Business-interruption policies are a major part of commercial insurance, but it may be these policies that expose the insurance industry to increased risk during the Covid-19 pandemic, according to the National Association of Insurance Commissioners. Such policies were generally not designed to provide coverage against communicable diseases such as Covid-19, the association said.
“Insurance works well and remains affordable when a relatively small number of claims are spread across a broader group,” the association said in a statement. “Therefore, it is not typically well-suited for a global pandemic where virtually every policyholder suffers significant losses at the same time for an extended period. If insurance companies are required to cover such claims, such an action would create substantial solvency risks for the sector, significantly undermine the ability of insurers to pay other types of claims, and potentially exacerbate the negative financial and economic impacts the country is experiencing.”
In addition to business-interruption issues, businesses should prepare for employee-related claims, attorneys at Goldberg Segalla said Friday in a web conference.
Woo said the insurance industry is bracing for additional claims over Covid-19 related to discrimination, the Family Medical Leave Act, or retaliatory conduct for whistleblowers. The workers compensation area of insurance could likely take a hit of claims also.
“Workers compensation is typically a good payer, so it typically is the first thing that workers who are displaced seek,” attorney Dana Bennett said.
In general, workers compensation claims of Covid-19 exposure are not going to be compensable “although that hasn’t stopped the hysteria of exposure claims,” Bennett said. “The claims are already costing businesses money. Employers are reporting and triggering defense costs on claims that probably don’t belong in the system. This is an interesting time for us in the workers comp world.”
Workers compensation claims might involve mental stress from being exposed to the virus, but those are likely not going to get paid. “It would be very difficult to get that claim to survive,” Bennett said. However, in New England a customer of a business allegedly “intentionally inflicted harm” on an employee by coughing on him. “That could rise to a level of compensability,” Bennett said.
A worker generally must be exposed to a level of stress above and beyond what is typically seen in an occupation to have a potentially viable workers compensation claim. In New York City, health care workers and first responders are being put under a “tremendous amount of stress” over who gets safety equipment and who gets treatment. “This is pushing the limits of that for sure,” Bennett said.
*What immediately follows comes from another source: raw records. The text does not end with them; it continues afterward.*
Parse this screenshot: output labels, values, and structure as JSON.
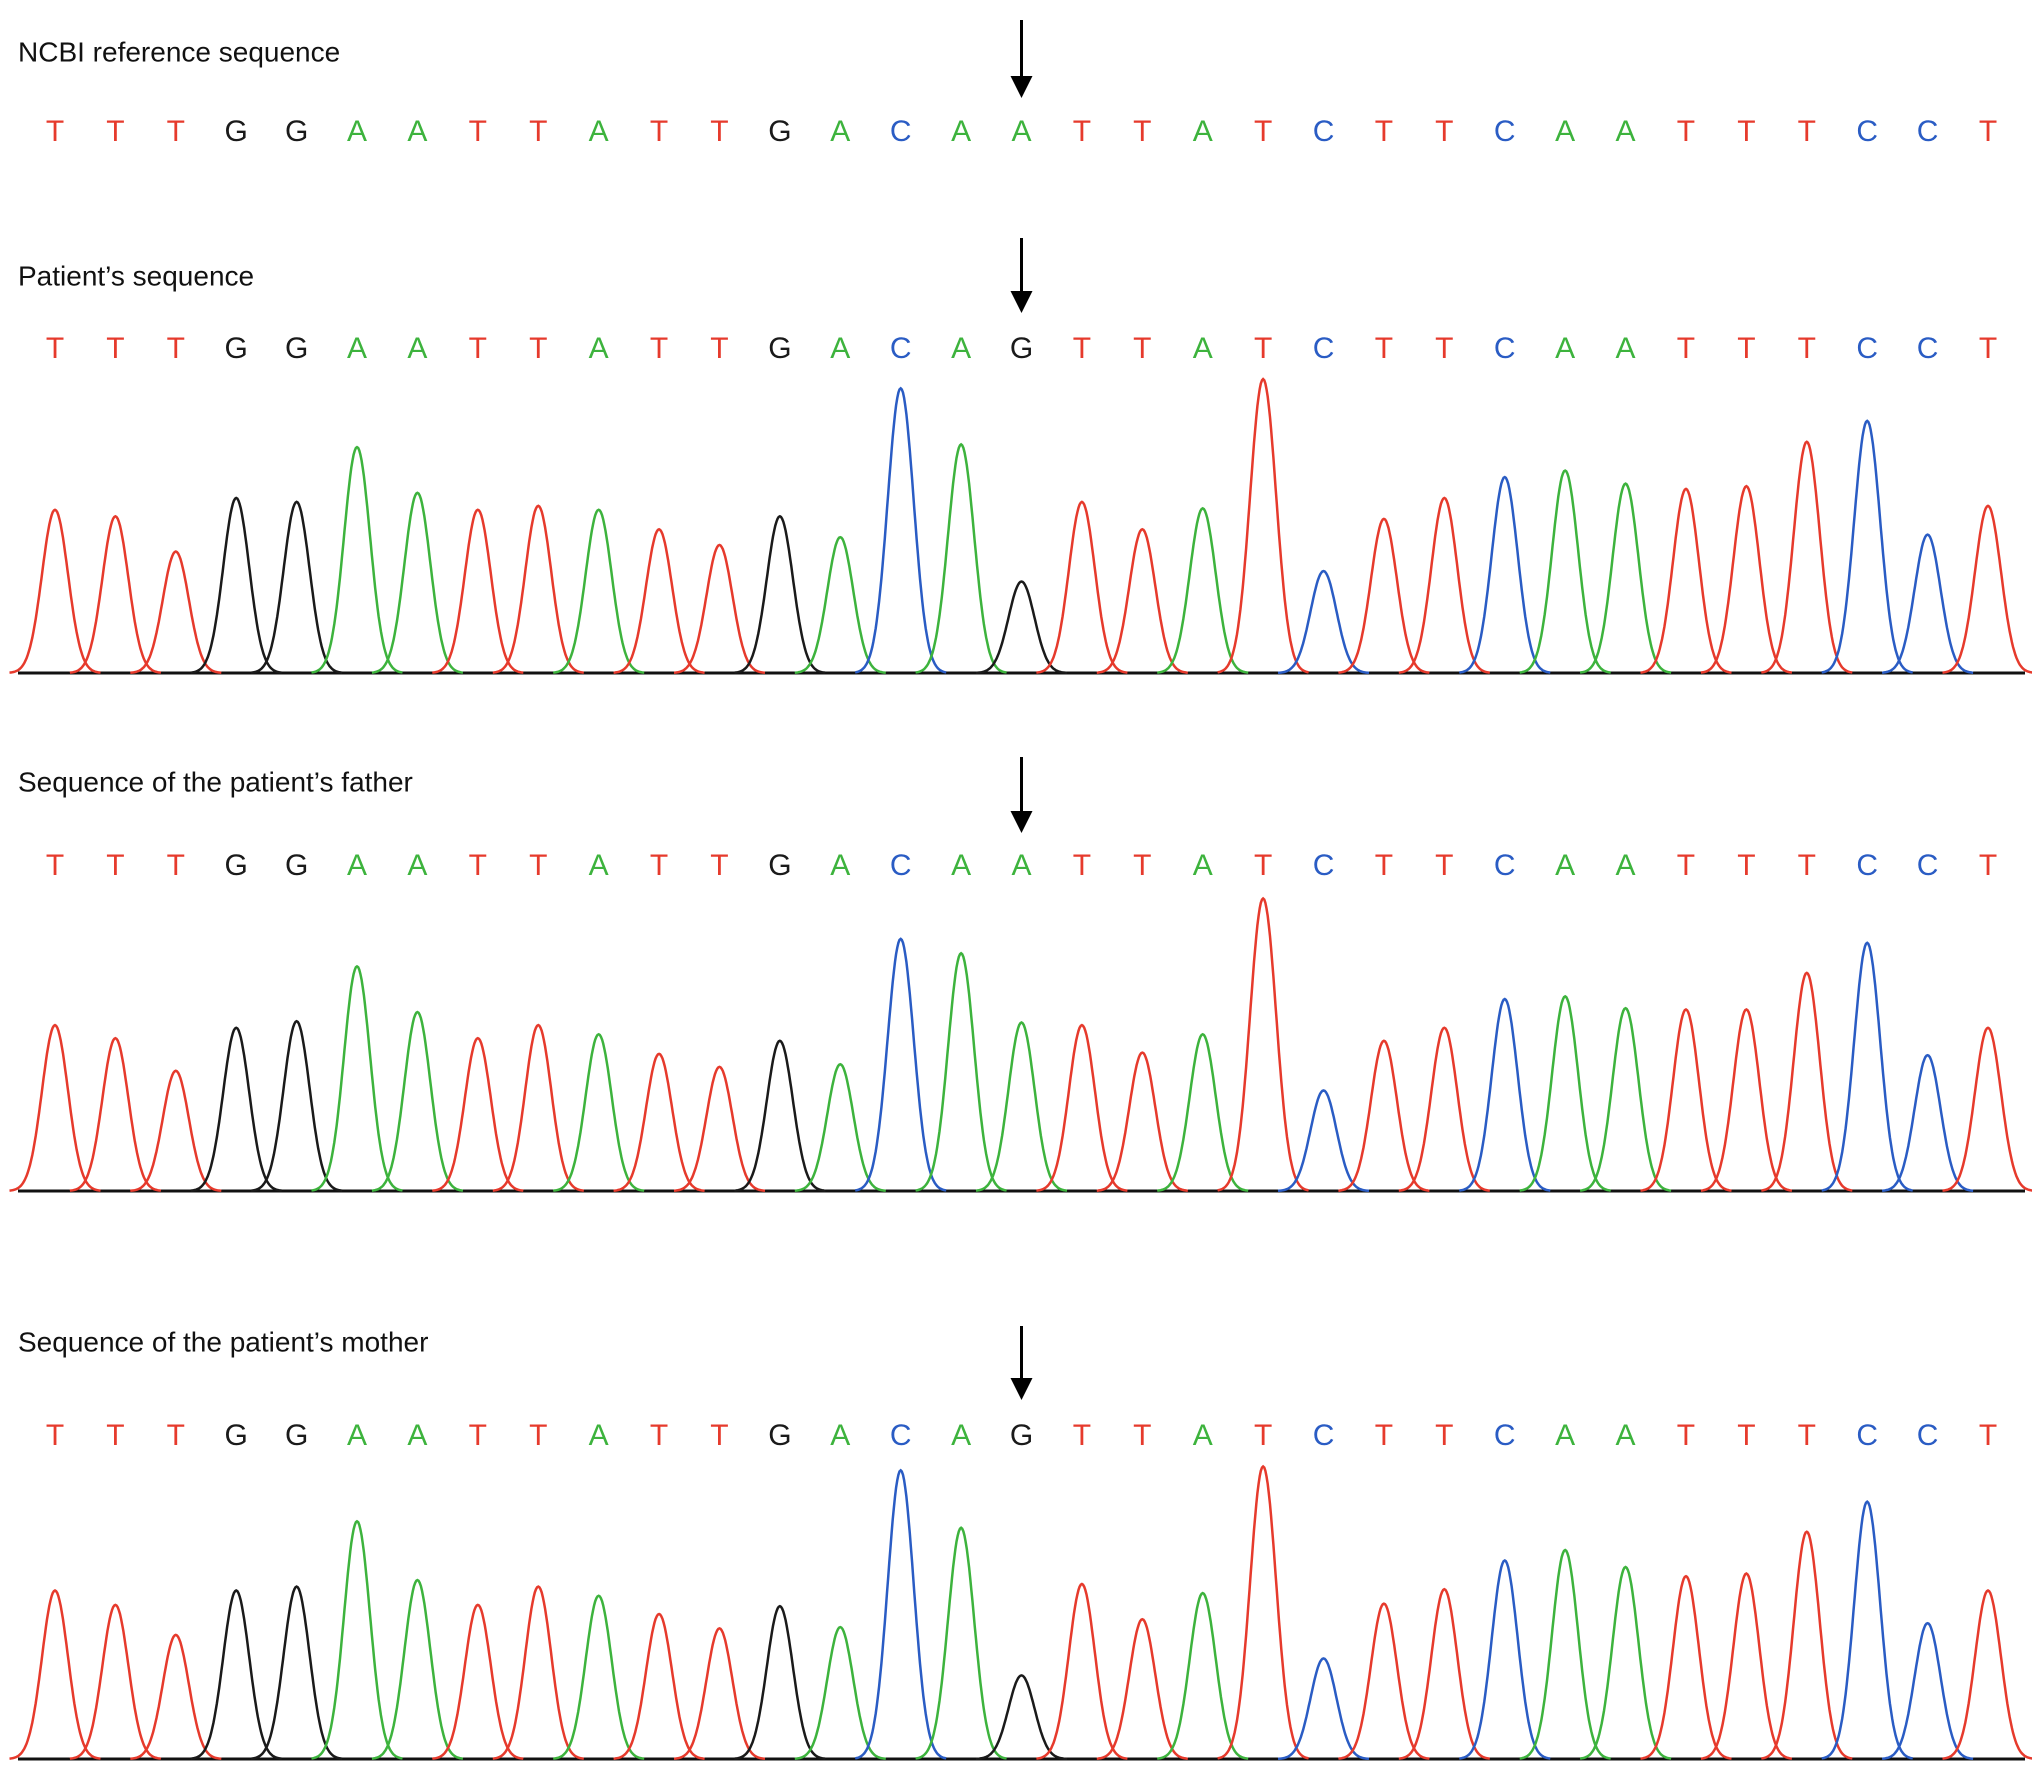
{
  "base_colors": {
    "A": "#3db33d",
    "C": "#2a5cc4",
    "G": "#1a1a1a",
    "T": "#e63a2c"
  },
  "panels": [
    {
      "title": "NCBI reference sequence",
      "bases": [
        "T",
        "T",
        "T",
        "G",
        "G",
        "A",
        "A",
        "T",
        "T",
        "A",
        "T",
        "T",
        "G",
        "A",
        "C",
        "A",
        "A",
        "T",
        "T",
        "A",
        "T",
        "C",
        "T",
        "T",
        "C",
        "A",
        "A",
        "T",
        "T",
        "T",
        "C",
        "C",
        "T"
      ]
    },
    {
      "title": "Patient’s sequence",
      "bases": [
        "T",
        "T",
        "T",
        "G",
        "G",
        "A",
        "A",
        "T",
        "T",
        "A",
        "T",
        "T",
        "G",
        "A",
        "C",
        "A",
        "G",
        "T",
        "T",
        "A",
        "T",
        "C",
        "T",
        "T",
        "C",
        "A",
        "A",
        "T",
        "T",
        "T",
        "C",
        "C",
        "T"
      ],
      "peaks": [
        125,
        120,
        93,
        134,
        131,
        173,
        138,
        125,
        128,
        125,
        110,
        98,
        120,
        104,
        218,
        175,
        70,
        131,
        110,
        126,
        225,
        78,
        118,
        134,
        150,
        155,
        145,
        141,
        143,
        177,
        193,
        106,
        128
      ]
    },
    {
      "title": "Sequence of the patient’s father",
      "bases": [
        "T",
        "T",
        "T",
        "G",
        "G",
        "A",
        "A",
        "T",
        "T",
        "A",
        "T",
        "T",
        "G",
        "A",
        "C",
        "A",
        "A",
        "T",
        "T",
        "A",
        "T",
        "C",
        "T",
        "T",
        "C",
        "A",
        "A",
        "T",
        "T",
        "T",
        "C",
        "C",
        "T"
      ],
      "peaks": [
        127,
        117,
        92,
        125,
        130,
        172,
        137,
        117,
        127,
        120,
        105,
        95,
        115,
        97,
        193,
        182,
        129,
        127,
        106,
        120,
        224,
        77,
        115,
        125,
        147,
        149,
        140,
        139,
        139,
        167,
        190,
        104,
        125
      ]
    },
    {
      "title": "Sequence of the patient’s mother",
      "bases": [
        "T",
        "T",
        "T",
        "G",
        "G",
        "A",
        "A",
        "T",
        "T",
        "A",
        "T",
        "T",
        "G",
        "A",
        "C",
        "A",
        "G",
        "T",
        "T",
        "A",
        "T",
        "C",
        "T",
        "T",
        "C",
        "A",
        "A",
        "T",
        "T",
        "T",
        "C",
        "C",
        "T"
      ],
      "peaks": [
        129,
        118,
        95,
        129,
        132,
        182,
        137,
        118,
        132,
        125,
        111,
        100,
        117,
        101,
        221,
        177,
        64,
        134,
        107,
        127,
        224,
        77,
        119,
        130,
        152,
        160,
        147,
        140,
        142,
        174,
        197,
        104,
        129
      ]
    }
  ]
}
The trend is going to move toward more liberal claim payments for first responders and health care workers. “You’re going to get states and systems that are sympathetic to these types of claims. There’s already a trend in that direction,” Bennett said.
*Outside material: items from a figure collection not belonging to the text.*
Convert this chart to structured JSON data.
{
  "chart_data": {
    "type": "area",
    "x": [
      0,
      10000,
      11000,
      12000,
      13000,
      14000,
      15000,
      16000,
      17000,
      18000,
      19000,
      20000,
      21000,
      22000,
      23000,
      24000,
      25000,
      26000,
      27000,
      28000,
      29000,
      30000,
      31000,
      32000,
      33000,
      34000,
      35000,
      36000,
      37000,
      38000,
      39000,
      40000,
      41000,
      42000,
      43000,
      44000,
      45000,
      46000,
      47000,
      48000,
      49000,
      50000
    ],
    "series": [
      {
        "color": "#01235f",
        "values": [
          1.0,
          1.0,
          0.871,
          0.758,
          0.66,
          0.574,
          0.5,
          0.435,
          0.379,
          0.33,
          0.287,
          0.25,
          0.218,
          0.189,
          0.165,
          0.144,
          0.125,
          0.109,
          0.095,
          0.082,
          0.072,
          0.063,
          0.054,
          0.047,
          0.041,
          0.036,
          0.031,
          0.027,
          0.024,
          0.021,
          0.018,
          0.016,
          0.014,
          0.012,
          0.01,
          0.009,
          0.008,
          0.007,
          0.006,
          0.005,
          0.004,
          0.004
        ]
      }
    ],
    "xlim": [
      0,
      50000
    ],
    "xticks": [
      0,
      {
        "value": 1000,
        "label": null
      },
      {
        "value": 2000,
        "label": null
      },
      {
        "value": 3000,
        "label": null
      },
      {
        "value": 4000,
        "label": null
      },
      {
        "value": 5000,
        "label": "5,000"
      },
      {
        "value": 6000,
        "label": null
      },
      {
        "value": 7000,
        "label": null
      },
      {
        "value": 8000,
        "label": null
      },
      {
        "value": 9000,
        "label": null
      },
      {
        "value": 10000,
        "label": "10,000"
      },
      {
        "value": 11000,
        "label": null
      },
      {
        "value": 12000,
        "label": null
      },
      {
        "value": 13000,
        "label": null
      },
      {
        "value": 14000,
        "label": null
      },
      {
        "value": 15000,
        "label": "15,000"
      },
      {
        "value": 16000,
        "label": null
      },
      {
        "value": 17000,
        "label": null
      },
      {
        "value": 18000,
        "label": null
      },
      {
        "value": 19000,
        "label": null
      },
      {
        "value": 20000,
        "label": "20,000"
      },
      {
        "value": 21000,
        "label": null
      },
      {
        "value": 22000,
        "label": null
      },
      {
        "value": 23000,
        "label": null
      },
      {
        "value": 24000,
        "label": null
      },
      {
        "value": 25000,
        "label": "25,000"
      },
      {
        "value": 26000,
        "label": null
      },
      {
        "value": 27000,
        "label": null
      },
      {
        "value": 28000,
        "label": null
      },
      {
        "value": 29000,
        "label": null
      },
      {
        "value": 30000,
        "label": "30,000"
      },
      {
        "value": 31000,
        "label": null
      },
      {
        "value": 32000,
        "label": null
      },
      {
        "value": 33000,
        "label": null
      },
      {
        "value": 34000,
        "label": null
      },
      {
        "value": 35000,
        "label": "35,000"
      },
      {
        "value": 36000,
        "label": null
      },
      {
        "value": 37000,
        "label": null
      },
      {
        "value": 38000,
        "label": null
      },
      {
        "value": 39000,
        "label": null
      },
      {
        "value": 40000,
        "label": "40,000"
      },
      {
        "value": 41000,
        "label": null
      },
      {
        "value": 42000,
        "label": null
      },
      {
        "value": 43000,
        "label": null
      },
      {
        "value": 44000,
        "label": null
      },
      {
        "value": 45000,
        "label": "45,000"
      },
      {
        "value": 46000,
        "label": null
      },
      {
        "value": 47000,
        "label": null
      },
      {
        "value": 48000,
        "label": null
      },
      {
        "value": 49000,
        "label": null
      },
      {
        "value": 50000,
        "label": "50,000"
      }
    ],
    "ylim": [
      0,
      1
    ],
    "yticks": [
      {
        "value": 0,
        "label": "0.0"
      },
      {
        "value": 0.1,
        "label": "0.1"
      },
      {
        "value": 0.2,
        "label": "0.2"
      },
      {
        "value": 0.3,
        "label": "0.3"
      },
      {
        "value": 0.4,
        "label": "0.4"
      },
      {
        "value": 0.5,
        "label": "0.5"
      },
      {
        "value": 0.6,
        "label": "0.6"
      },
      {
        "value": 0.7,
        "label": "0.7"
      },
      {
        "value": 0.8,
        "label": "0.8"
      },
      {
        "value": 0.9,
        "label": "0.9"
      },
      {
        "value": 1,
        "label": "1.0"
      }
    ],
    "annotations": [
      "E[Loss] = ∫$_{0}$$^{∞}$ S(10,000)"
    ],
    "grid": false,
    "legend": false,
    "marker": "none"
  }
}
New York is already considering amendments to its workers compensation laws to broaden the class of workers covered under Covid claims, which will shift the cost of claims toward the companies and insurance companies, Bennett said.
In California, workers compensation claims will generally be labeled as occupational diseases, while in New York the cases are likely to be considered as accidents, Bennett explained.
“We’re dealing with liberal states and there’s going to be a push to get these claims covered,” he said. Florida, meanwhile, has a heightened standard for workers compensation cases, he said, and has set a “very high bar” for claimants to cross.
With insurance companies facing mountains of exposure, the added worry could be claims for class actions and multidistrict litigation, Joe Welter of Goldberg Segalla said.
“These are going to increase,” he said. “I hope I’m wrong, but we will see well-funded plaintiff lawyers … out to sign up people who have contracted CV.”
In this situation, law firms will begin signing up plaintiffs, and the firms with the most plaintiffs will get the best position on a plaintiff steering committee. “They will control the litigation,” Welter said. “There are lawyers developing these strategies while we speak.”